И еще есть домовой. Его хоть и называют уважительно – хозяин, но отношение к нему не очень серьезное, больше как-то в шутку. Он малый свойский, малый-простота. Его медом не корми, дай только пошутить. Шутки ничтожны, глуповаты: то под полом гукнет, то корчажку с молоком опрокинет в погребе, то мышонка в мучной ларь запустит. Так шутят малые дети и беззлобные дурачки.
Если б не заболел скарлатиной и не горел в сорокаградусном жару, едва ли запомнилась бы смерть Льва Толстого.
Он был в моих бредовых видениях. То есть был бородатый старик, сказать верней, его широкая, сутулая спина в поддевке.

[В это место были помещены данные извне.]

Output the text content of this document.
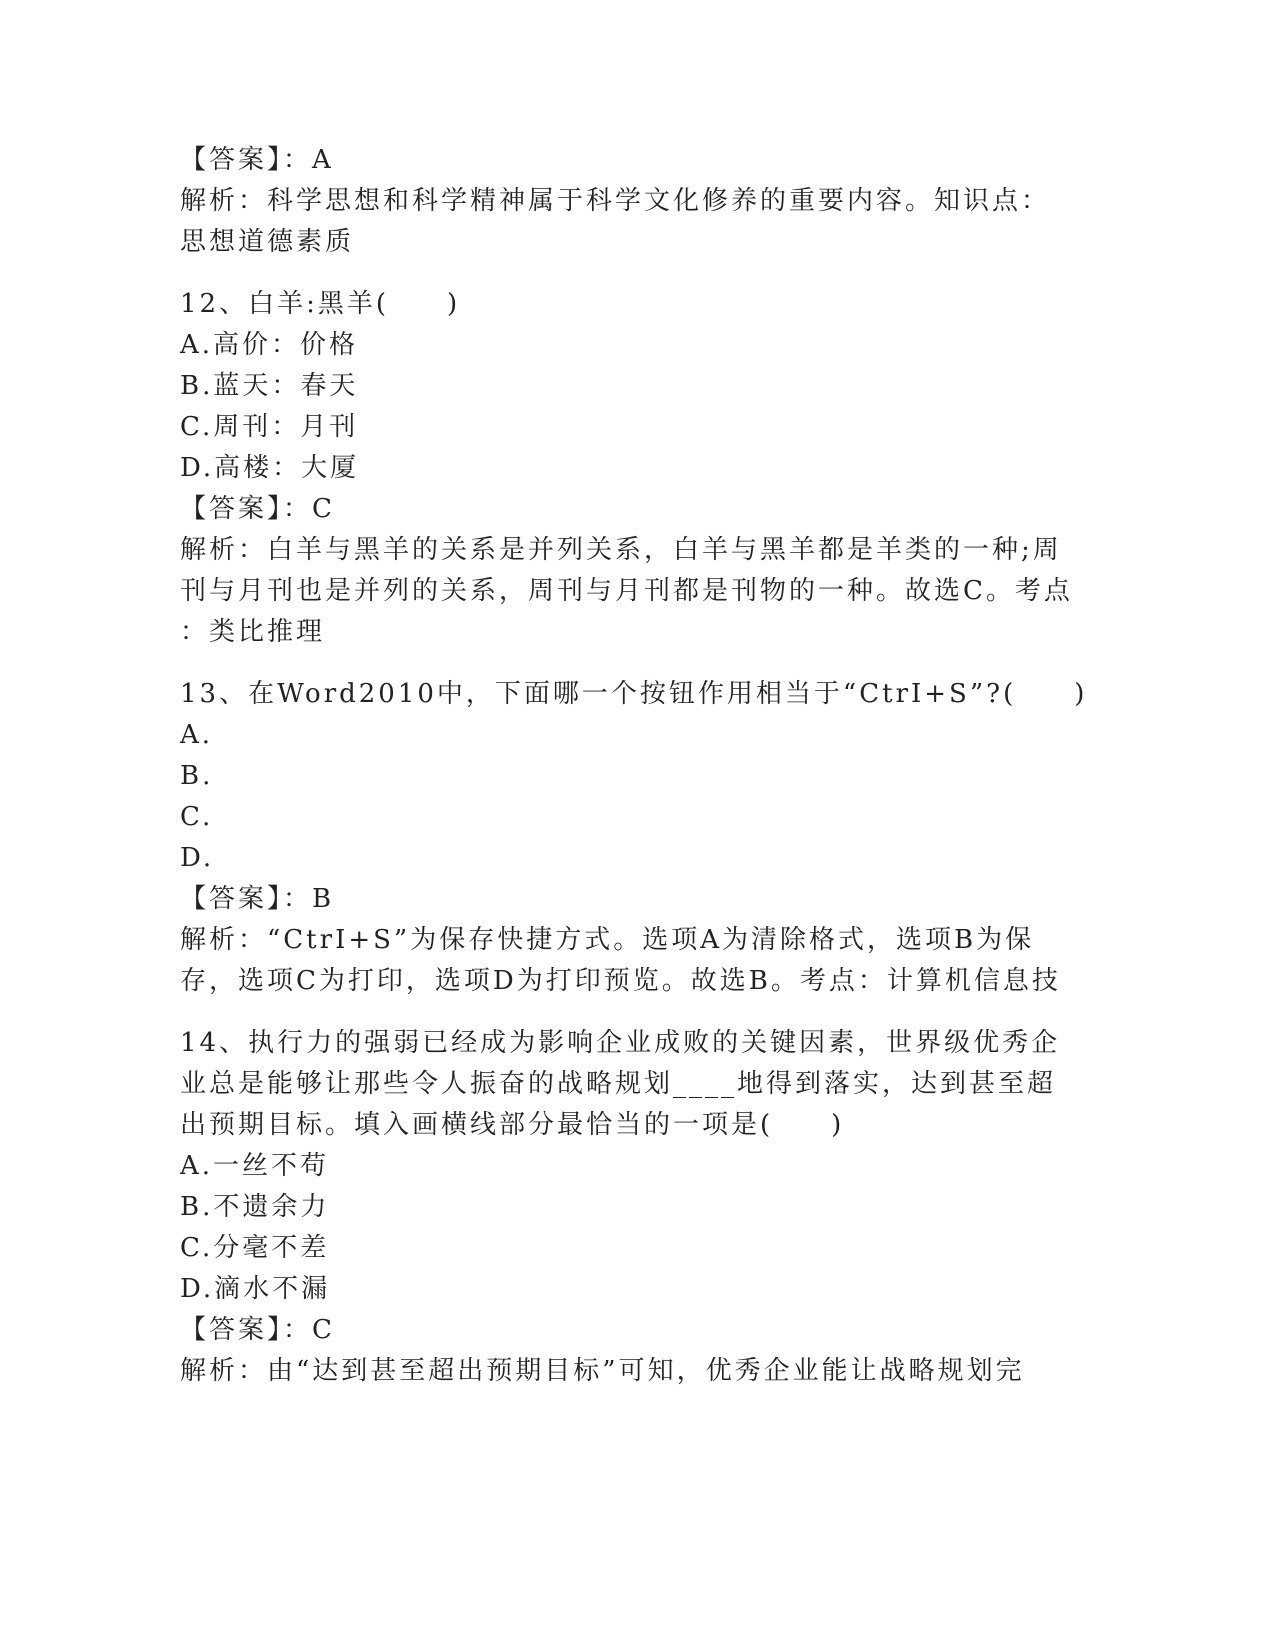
【答案】：A
解析：科学思想和科学精神属于科学文化修养的重要内容。知识点：
思想道德素质
12、白羊:黑羊(　　)
A.高价：价格
B.蓝天：春天
C.周刊：月刊
D.高楼：大厦
【答案】：C
解析：白羊与黑羊的关系是并列关系，白羊与黑羊都是羊类的一种;周
刊与月刊也是并列的关系，周刊与月刊都是刊物的一种。故选C。考点
：类比推理
13、在Word2010中，下面哪一个按钮作用相当于“CtrI+S”?(　　)
A.
B.
C.
D.
【答案】：B
解析：“CtrI+S”为保存快捷方式。选项A为清除格式，选项B为保
存，选项C为打印，选项D为打印预览。故选B。考点：计算机信息技
14、执行力的强弱已经成为影响企业成败的关键因素，世界级优秀企
业总是能够让那些令人振奋的战略规划____地得到落实，达到甚至超
出预期目标。填入画横线部分最恰当的一项是(　　)
A.一丝不苟
B.不遗余力
C.分毫不差
D.滴水不漏
【答案】：C
解析：由“达到甚至超出预期目标”可知，优秀企业能让战略规划完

Снов с ним перевиделось множество, но ни в одном он не обернулся, не взглянул на меня.
Конечно, четырехлетнему, откуда мне было знать Толстого, но в те дни все, наверно, твердили: Толстой ушел, Толстой умер… Толстой… Толстой… Со всех газет глядел хмурый старик в черной рамке.
И тут именно навалилась болезнь, сделалось трудно глотать, и все словно рухнуло в пропасть, ничего не стало – ни дня, ни ночи, ни папы, ни мамы, ни Лельки, а лишь тьма, жажда, духота, неподвижность. Один он (опять-таки спина его) слабо шевелился в своей серой поддевке, тяжело, старчески шмурыгал глубокими теплыми калошами и все уходил, уходил… А я старался догнать его, но ватные ноги не двигались, и я кричал в отчаянии, однако крик не получался.
Так продолжалось – уже и не знаю сколько – много ночей и дней: серая спина, потемки, снег рычит под глубокими, тяжелыми калошами… Но иногда он исчезал. И тогда яркий свет больно бил в глаза, и я видел склонившееся надо мною незнакомое бледное лицо с синими щеками, очки в металлической оправе. Затем что-то холодное, твердое стучало о зубы, разжимало их, и в рот, в глотку лезла, глубоко втыкаясь, черная, остро пахнущая йодом палочка. И я кричал, прикусывал ее, давился ею… И вдруг снова наступали сумерки, и снова сутулилась серая поддевка, шмурыгали калоши…
Выздоровел я сразу, как-то без постепенного перехода от болезни к здоровью. Стала зима, светло от снега. За белым окном, во дворе, кричала ворона. Первые мои слова были:
– Есть хочу…
И еще будто бы спросил:
– А где Толстой?
Конечно, этого я не помню, но так мне, уже взрослому, рассказывала мама.
Однако откуда взялись в моем воображении эти глубокие калоши, эта поддевка, эта плоско, смутно очерченная фигура одиноко уходящего старика? Уже юношей, в двадцатых, кажется, годах, листая какой-то старый журнал, увидел серенькую, слепо напечатанную фотографию: по снежному полю идет он, уходит от зрителя куда-то старик из тех затерявшихся в потемках времени детских снов, какие так прочно и глубоко отпечатались в памяти, что вот уж шестьдесят с лишним прошло, а все помню, будто вчера лишь привиделось.